Um estudo da Irregular analisou a saída de senhas de sistemas de IA como Claude, ChatGPT e Gemini, pedindo a cada um que gerasse senhas de 16 caracteres com símbolos, números e letras maiúsculas.
À primeira vista, os resultados pareciam fortes e passaram nos testes padrão de força da rede. Alguns verificadores pensaram que levaria séculos para quebrá-los, mas uma análise mais detalhada dessas senhas contou uma história diferente.
As senhas LLM mostram repetição e padrões estatísticos intrigantes
Quando os pesquisadores analisaram 50 senhas geradas em sessões separadas, muitas eram duplicadas e várias seguiam padrões estruturais quase idênticos.

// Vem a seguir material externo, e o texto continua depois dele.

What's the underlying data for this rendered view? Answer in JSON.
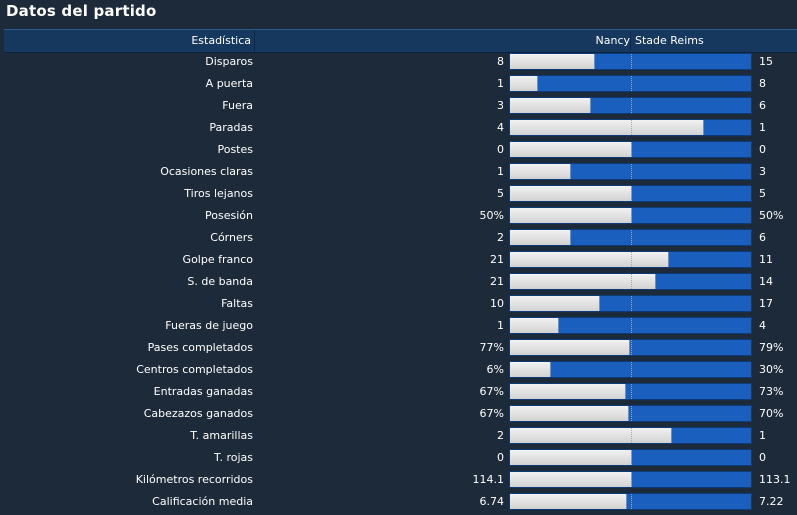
{
  "page_title": "Datos del partido",
  "header": {
    "stat_col": "Estadística",
    "home_team": "Nancy",
    "away_team": "Stade Reims"
  },
  "colors": {
    "home_bar": "#e6e6e6",
    "away_bar": "#1a5fbe",
    "background": "#1d2a3a",
    "header_bg": "#17385e"
  },
  "stats": [
    {
      "label": "Disparos",
      "home": "8",
      "away": "15",
      "home_share": 0.348
    },
    {
      "label": "A puerta",
      "home": "1",
      "away": "8",
      "home_share": 0.111
    },
    {
      "label": "Fuera",
      "home": "3",
      "away": "6",
      "home_share": 0.333
    },
    {
      "label": "Paradas",
      "home": "4",
      "away": "1",
      "home_share": 0.8
    },
    {
      "label": "Postes",
      "home": "0",
      "away": "0",
      "home_share": 0.5
    },
    {
      "label": "Ocasiones claras",
      "home": "1",
      "away": "3",
      "home_share": 0.25
    },
    {
      "label": "Tiros lejanos",
      "home": "5",
      "away": "5",
      "home_share": 0.5
    },
    {
      "label": "Posesión",
      "home": "50%",
      "away": "50%",
      "home_share": 0.5
    },
    {
      "label": "Córners",
      "home": "2",
      "away": "6",
      "home_share": 0.25
    },
    {
      "label": "Golpe franco",
      "home": "21",
      "away": "11",
      "home_share": 0.656
    },
    {
      "label": "S. de banda",
      "home": "21",
      "away": "14",
      "home_share": 0.6
    },
    {
      "label": "Faltas",
      "home": "10",
      "away": "17",
      "home_share": 0.37
    },
    {
      "label": "Fueras de juego",
      "home": "1",
      "away": "4",
      "home_share": 0.2
    },
    {
      "label": "Pases completados",
      "home": "77%",
      "away": "79%",
      "home_share": 0.494
    },
    {
      "label": "Centros completados",
      "home": "6%",
      "away": "30%",
      "home_share": 0.167
    },
    {
      "label": "Entradas ganadas",
      "home": "67%",
      "away": "73%",
      "home_share": 0.479
    },
    {
      "label": "Cabezazos ganados",
      "home": "67%",
      "away": "70%",
      "home_share": 0.489
    },
    {
      "label": "T. amarillas",
      "home": "2",
      "away": "1",
      "home_share": 0.667
    },
    {
      "label": "T. rojas",
      "home": "0",
      "away": "0",
      "home_share": 0.5
    },
    {
      "label": "Kilómetros recorridos",
      "home": "114.1",
      "away": "113.1",
      "home_share": 0.502
    },
    {
      "label": "Calificación media",
      "home": "6.74",
      "away": "7.22",
      "home_share": 0.483
    }
  ]
}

A maioria deles começava e terminava com tipos de caracteres semelhantes e nenhum tinha caracteres repetidos.
Esta falta de repetição pode parecer tranquilizadora, no entanto, indica que o resultado segue convenções aprendidas em vez de verdadeira aleatoriedade.
Usando cálculos de entropia baseados em estatísticas de caracteres e probabilidades de log de modelo, os pesquisadores estimaram que essas senhas geradas por IA continham entre 20 e 27 bits de entropia.
Uma senha verdadeiramente aleatória de 16 caracteres normalmente mediria entre 98 e 120 bits usando os mesmos métodos.
A lacuna é significativa e, em termos práticos, pode-se dizer que a senha fica suscetível a ataques de força bruta em questão de horas, mesmo em hardware desatualizado.
O medidor de força da senha online avalia a complexidade superficial, não os padrões estatísticos escondidos atrás de uma string, e como as ferramentas de IA não levam em consideração como o texto é gerado, elas podem classificar resultados previsíveis como seguros.
Os invasores que entendem esses padrões podem melhorar suas estratégias de adivinhação, reduzindo significativamente o espaço de busca.
O estudo também descobriu que sequências semelhantes aparecem em repositórios e documentação de códigos públicos, sugerindo que as senhas geradas por IA já estão amplamente disponíveis.
Se os desenvolvedores confiarem nesses resultados durante os testes ou implantação, o risco aumentará com o tempo; na verdade, mesmo os sistemas de IA que geram essas senhas não são totalmente confiáveis e podem emitir avisos quando pressionados.
O Gemini 3 Pro, por exemplo, retornou sugestões de senha avisando que as credenciais geradas no chat não devem ser utilizadas para contas confidenciais.
Ele aconselhou os usuários a confiarem em um gerenciador de senhas dedicado em vez de senhas.
O gerador de senhas integrado a essas ferramentas depende da aleatoriedade criptográfica e não da previsão linguística.
Em termos simples, os LLMs são treinados para produzir textos credíveis e repetíveis, e não sequências imprevisíveis, pelo que a preocupação mais ampla é estrutural.
Os princípios de design por trás das senhas geradas pelo LLM se alinham aos requisitos de autenticação segura, proporcionando proteção com uma brecha.
“Pessoas e agentes de criptografia não deveriam confiar em LLMs para gerar senhas”, disse Irregular.
“As senhas geradas pela saída direta do LLM são inerentemente fracas, o que não pode ser corrigido por avisos ou ajustes de temperatura: os LLMs são otimizados para gerar uma saída previsível e plausível, o que é incompatível com a geração de senhas fortes.”